Officers’ flawless work lauded
Anyone who ever has harbored the foolhardy notion of trying to smuggle an illegal substance or item into the Blair County Prison was dealt an “eye-opener” by way of the June 5 Mirror article “Warden commends work to halt smuggling.”
The lesson was that, to be successful, it will take a plan much more sophisticated than the one hatched to “funnel” illegal items to an inmate who was at the Station Medical Center on Ninth Avenue in Altoona for an appointment — and that an even-more-sophisticated plan is likely to be doomed to failure, with additional criminal charges being the plan’s final product.
Actually, in hindsight, the plan was rather elementary in scope and virtually asking to fail, even if it was successful at any time in the past — especially since the inmate seemed interested only in using a certain restroom as he was leaving the medical center.

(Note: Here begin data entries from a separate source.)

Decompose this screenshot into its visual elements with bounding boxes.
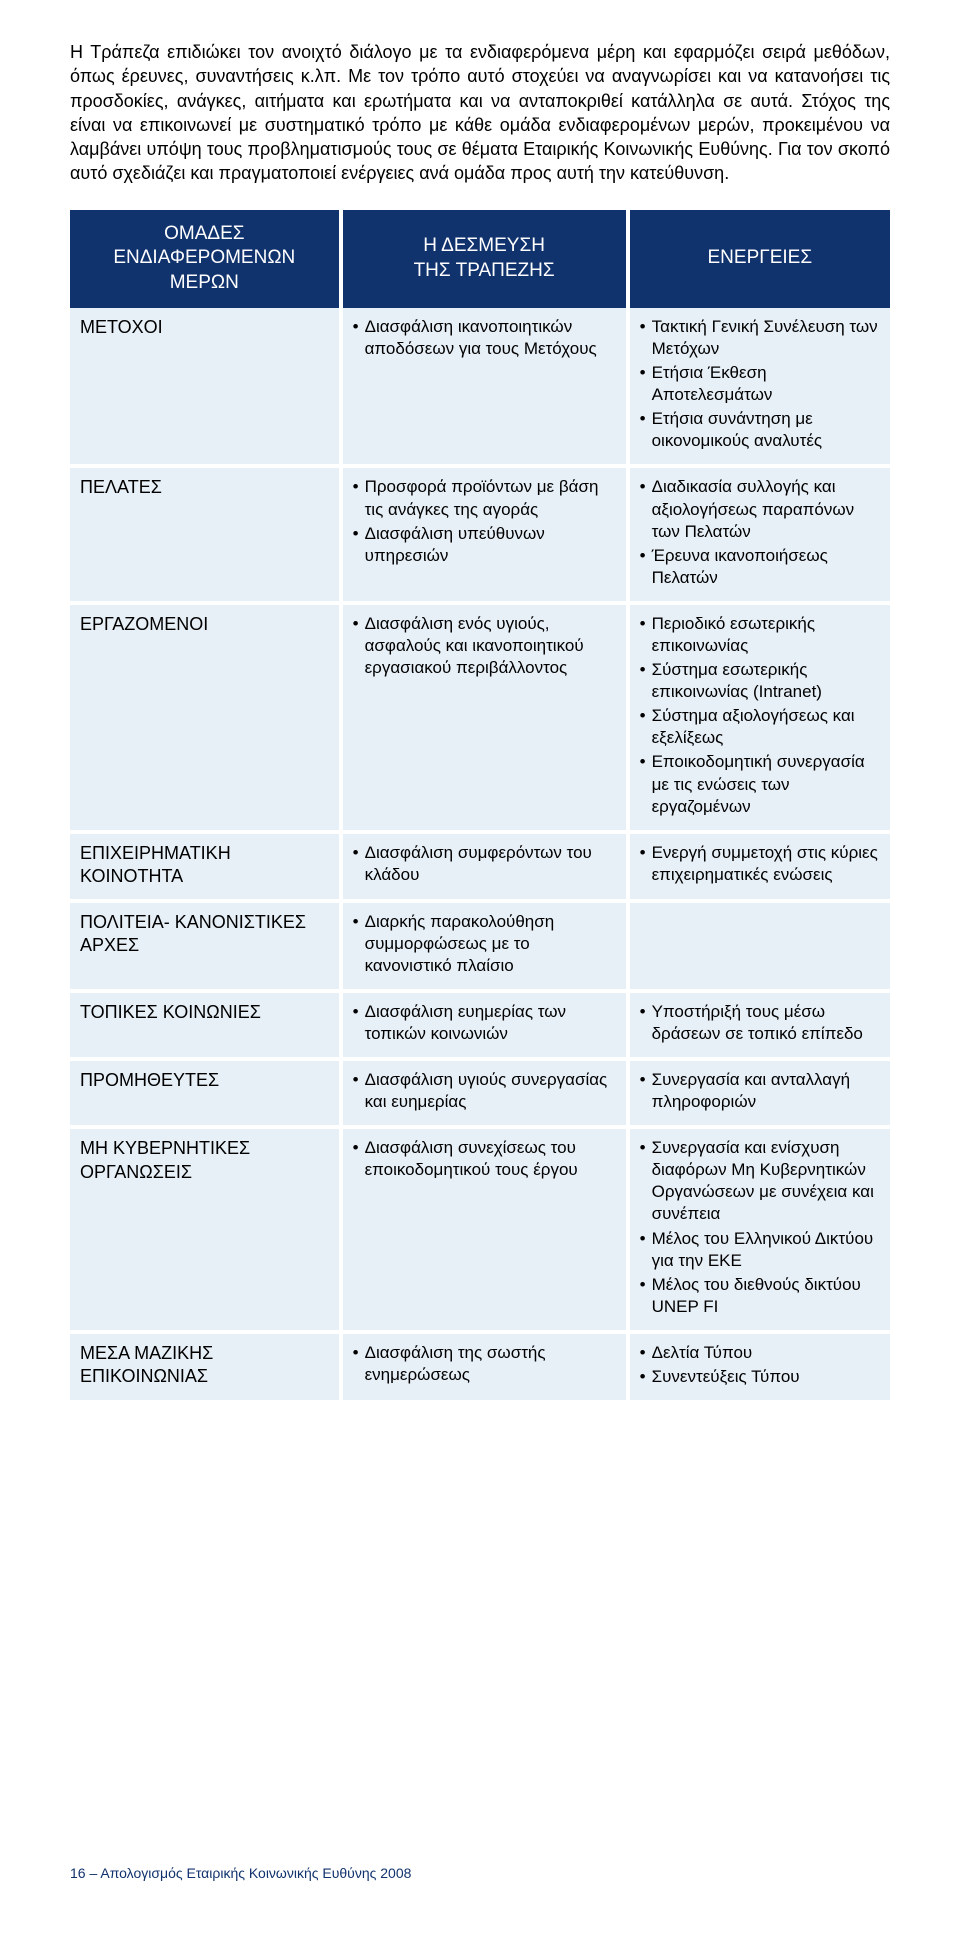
table-row-actions: Διαδικασία συλλογής και αξιολογήσεως παρ…: [628, 466, 890, 602]
group-label: ΕΠΙΧΕΙΡΗΜΑΤΙΚΗ ΚΟΙΝΟΤΗΤΑ: [80, 842, 329, 889]
table-row-commitment: Διασφάλιση ικανοποιητικών αποδόσεων για …: [341, 308, 628, 467]
action-item: Μέλος του Ελληνικού Δικτύου για την ΕΚΕ: [640, 1228, 880, 1272]
table-row-actions: Συνεργασία και ανταλλαγή πληροφοριών: [628, 1059, 890, 1127]
commitment-item: Διασφάλιση υγιούς συνεργασίας και ευημερ…: [353, 1069, 616, 1113]
commitment-item: Διασφάλιση ευημερίας των τοπικών κοινωνι…: [353, 1001, 616, 1045]
table-row-actions: Συνεργασία και ενίσχυση διαφόρων Μη Κυβε…: [628, 1127, 890, 1332]
table-row-actions: Ενεργή συμμετοχή στις κύριες επιχειρηματ…: [628, 832, 890, 901]
group-label: ΠΟΛΙΤΕΙΑ- ΚΑΝΟΝΙΣΤΙΚΕΣ ΑΡΧΕΣ: [80, 911, 329, 958]
table-row-commitment: Διασφάλιση συνεχίσεως του εποικοδομητικο…: [341, 1127, 628, 1332]
commitment-item: Διασφάλιση υπεύθυνων υπηρεσιών: [353, 523, 616, 567]
table-row-commitment: Διασφάλιση ενός υγιούς, ασφαλούς και ικα…: [341, 603, 628, 832]
table-row-commitment: Διασφάλιση συμφερόντων του κλάδου: [341, 832, 628, 901]
group-label: ΜΕΣΑ ΜΑΖΙΚΗΣ ΕΠΙΚΟΙΝΩΝΙΑΣ: [80, 1342, 329, 1389]
table-row-group: ΠΟΛΙΤΕΙΑ- ΚΑΝΟΝΙΣΤΙΚΕΣ ΑΡΧΕΣ: [70, 901, 341, 991]
commitment-item: Διαρκής παρακολούθηση συμμορφώσεως με το…: [353, 911, 616, 977]
action-item: Ετήσια Έκθεση Αποτελεσμάτων: [640, 362, 880, 406]
stakeholders-table: ΟΜΑΔΕΣΕΝΔΙΑΦΕΡΟΜΕΝΩΝΜΕΡΩΝ Η ΔΕΣΜΕΥΣΗΤΗΣ …: [70, 210, 890, 1400]
action-item: Συνεργασία και ανταλλαγή πληροφοριών: [640, 1069, 880, 1113]
table-row-actions: Υποστήριξή τους μέσω δράσεων σε τοπικό ε…: [628, 991, 890, 1059]
table-row-group: ΠΡΟΜΗΘΕΥΤΕΣ: [70, 1059, 341, 1127]
group-label: ΠΕΛΑΤΕΣ: [80, 476, 329, 499]
group-label: ΤΟΠΙΚΕΣ ΚΟΙΝΩΝΙΕΣ: [80, 1001, 329, 1024]
table-row-commitment: Διαρκής παρακολούθηση συμμορφώσεως με το…: [341, 901, 628, 991]
table-row-group: ΜΕΤΟΧΟΙ: [70, 308, 341, 467]
action-item: Υποστήριξή τους μέσω δράσεων σε τοπικό ε…: [640, 1001, 880, 1045]
group-label: ΕΡΓΑΖΟΜΕΝΟΙ: [80, 613, 329, 636]
commitment-item: Προσφορά προϊόντων με βάση τις ανάγκες τ…: [353, 476, 616, 520]
commitment-item: Διασφάλιση της σωστής ενημερώσεως: [353, 1342, 616, 1386]
action-item: Δελτία Τύπου: [640, 1342, 880, 1364]
action-item: Μέλος του διεθνούς δικτύου UNEP FI: [640, 1274, 880, 1318]
table-row-actions: Τακτική Γενική Συνέλευση των ΜετόχωνΕτήσ…: [628, 308, 890, 467]
col-header-groups: ΟΜΑΔΕΣΕΝΔΙΑΦΕΡΟΜΕΝΩΝΜΕΡΩΝ: [70, 210, 341, 308]
table-row-group: ΕΡΓΑΖΟΜΕΝΟΙ: [70, 603, 341, 832]
table-row-commitment: Διασφάλιση της σωστής ενημερώσεως: [341, 1332, 628, 1400]
page-footer: 16 – Απολογισμός Εταιρικής Κοινωνικής Ευ…: [70, 1865, 411, 1881]
table-row-commitment: Διασφάλιση ευημερίας των τοπικών κοινωνι…: [341, 991, 628, 1059]
commitment-item: Διασφάλιση ικανοποιητικών αποδόσεων για …: [353, 316, 616, 360]
table-row-actions: Δελτία ΤύπουΣυνεντεύξεις Τύπου: [628, 1332, 890, 1400]
col-header-actions: ΕΝΕΡΓΕΙΕΣ: [628, 210, 890, 308]
group-label: ΜΕΤΟΧΟΙ: [80, 316, 329, 339]
action-item: Συνεντεύξεις Τύπου: [640, 1366, 880, 1388]
table-row-actions: [628, 901, 890, 991]
action-item: Περιοδικό εσωτερικής επικοινωνίας: [640, 613, 880, 657]
commitment-item: Διασφάλιση συνεχίσεως του εποικοδομητικο…: [353, 1137, 616, 1181]
action-item: Ετήσια συνάντηση με οικονομικούς αναλυτέ…: [640, 408, 880, 452]
col-header-commitment: Η ΔΕΣΜΕΥΣΗΤΗΣ ΤΡΑΠΕΖΗΣ: [341, 210, 628, 308]
action-item: Τακτική Γενική Συνέλευση των Μετόχων: [640, 316, 880, 360]
table-row-group: ΕΠΙΧΕΙΡΗΜΑΤΙΚΗ ΚΟΙΝΟΤΗΤΑ: [70, 832, 341, 901]
intro-paragraph: Η Τράπεζα επιδιώκει τον ανοιχτό διάλογο …: [70, 40, 890, 186]
table-row-group: ΜΕΣΑ ΜΑΖΙΚΗΣ ΕΠΙΚΟΙΝΩΝΙΑΣ: [70, 1332, 341, 1400]
table-row-group: ΜΗ ΚΥΒΕΡΝΗΤΙΚΕΣ ΟΡΓΑΝΩΣΕΙΣ: [70, 1127, 341, 1332]
action-item: Συνεργασία και ενίσχυση διαφόρων Μη Κυβε…: [640, 1137, 880, 1225]
action-item: Εποικοδομητική συνεργασία με τις ενώσεις…: [640, 751, 880, 817]
action-item: Ενεργή συμμετοχή στις κύριες επιχειρηματ…: [640, 842, 880, 886]
action-item: Σύστημα αξιολογήσεως και εξελίξεως: [640, 705, 880, 749]
table-row-commitment: Διασφάλιση υγιούς συνεργασίας και ευημερ…: [341, 1059, 628, 1127]
table-row-actions: Περιοδικό εσωτερικής επικοινωνίαςΣύστημα…: [628, 603, 890, 832]
group-label: ΠΡΟΜΗΘΕΥΤΕΣ: [80, 1069, 329, 1092]
action-item: Σύστημα εσωτερικής επικοινωνίας (Intrane…: [640, 659, 880, 703]
table-row-group: ΤΟΠΙΚΕΣ ΚΟΙΝΩΝΙΕΣ: [70, 991, 341, 1059]
table-row-commitment: Προσφορά προϊόντων με βάση τις ανάγκες τ…: [341, 466, 628, 602]
action-item: Διαδικασία συλλογής και αξιολογήσεως παρ…: [640, 476, 880, 542]
commitment-item: Διασφάλιση συμφερόντων του κλάδου: [353, 842, 616, 886]
table-row-group: ΠΕΛΑΤΕΣ: [70, 466, 341, 602]
action-item: Έρευνα ικανοποιήσεως Πελατών: [640, 545, 880, 589]
commitment-item: Διασφάλιση ενός υγιούς, ασφαλούς και ικα…: [353, 613, 616, 679]
group-label: ΜΗ ΚΥΒΕΡΝΗΤΙΚΕΣ ΟΡΓΑΝΩΣΕΙΣ: [80, 1137, 329, 1184]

The interest in that particular restroom illuminated the “suspicion lightbulb” of the two corrections officers accompanying the inmate, and they found items allegedly meant for the inmate under a trash bag inside the restroom’s trash can.
The June 5 Mirror article identified the items as a vacuum-sealed bag of marijuana, vapes, vape cartridges, tobacco and rolling papers.
At a meeting of the county prison board on June 2, Prison Warden Michael Hale said the two corrections officers — Shannon Booker and Timothy Williamson — “stopped thousands of dollars of contraband from coming into the prison.”
The warden noted the high prices paid inside the prison for items such as marijuana cigarettes and vapes.
On the criminal stage, “well thought-out formation of a foolproof plan” oftentimes fails to consider a piece or two of potential evidence capable of scuttling it.
Regarding the situation in question, the two people suspected of delivering the contraband to the medical center apparently failed to consider the possibility of prison phone call records linking them to the suspect.
The new criminal case initiated by what was found in the medical center trash can became rather routine after that, and the two “delivery” suspects ended up in the county prison on May 28 upon their failure to post bond that was set at $500,000.
That bond figure alone ought to be a deterrent to anyone else toying with being a supplier, by whatever means, to an inmate at the Mulberry Street prison facility in Hollidaysburg. Hopefully, the county court won’t be in a lenient mood when the two suppliers in the incident in question arrive for sentencing.
Yes, the two corrections officers who upset the restroom-delivery contraband mission deserved the praise they were accorded at the June 2 prison board session. It is reasonable to believe that the prisoner at the center of the incident tried to distract the two officers from wanting to re-check the restroom, but they weren’t duped into falling victim to the plan in progress.
Upon arriving at the medical center, Booker searched the restroom and found no contraband. However, after the inmate’s appointment concluded, Williamson searched the same restroom and found the illegal stash.
The tasks of prison personnel can take many twists and turns, some of them potentially deadly to the officers or other inmates. Every day they are on duty in whatever setting, their performance must be top-notch flawless.
Booker and Williamson were top-notch on the day in question.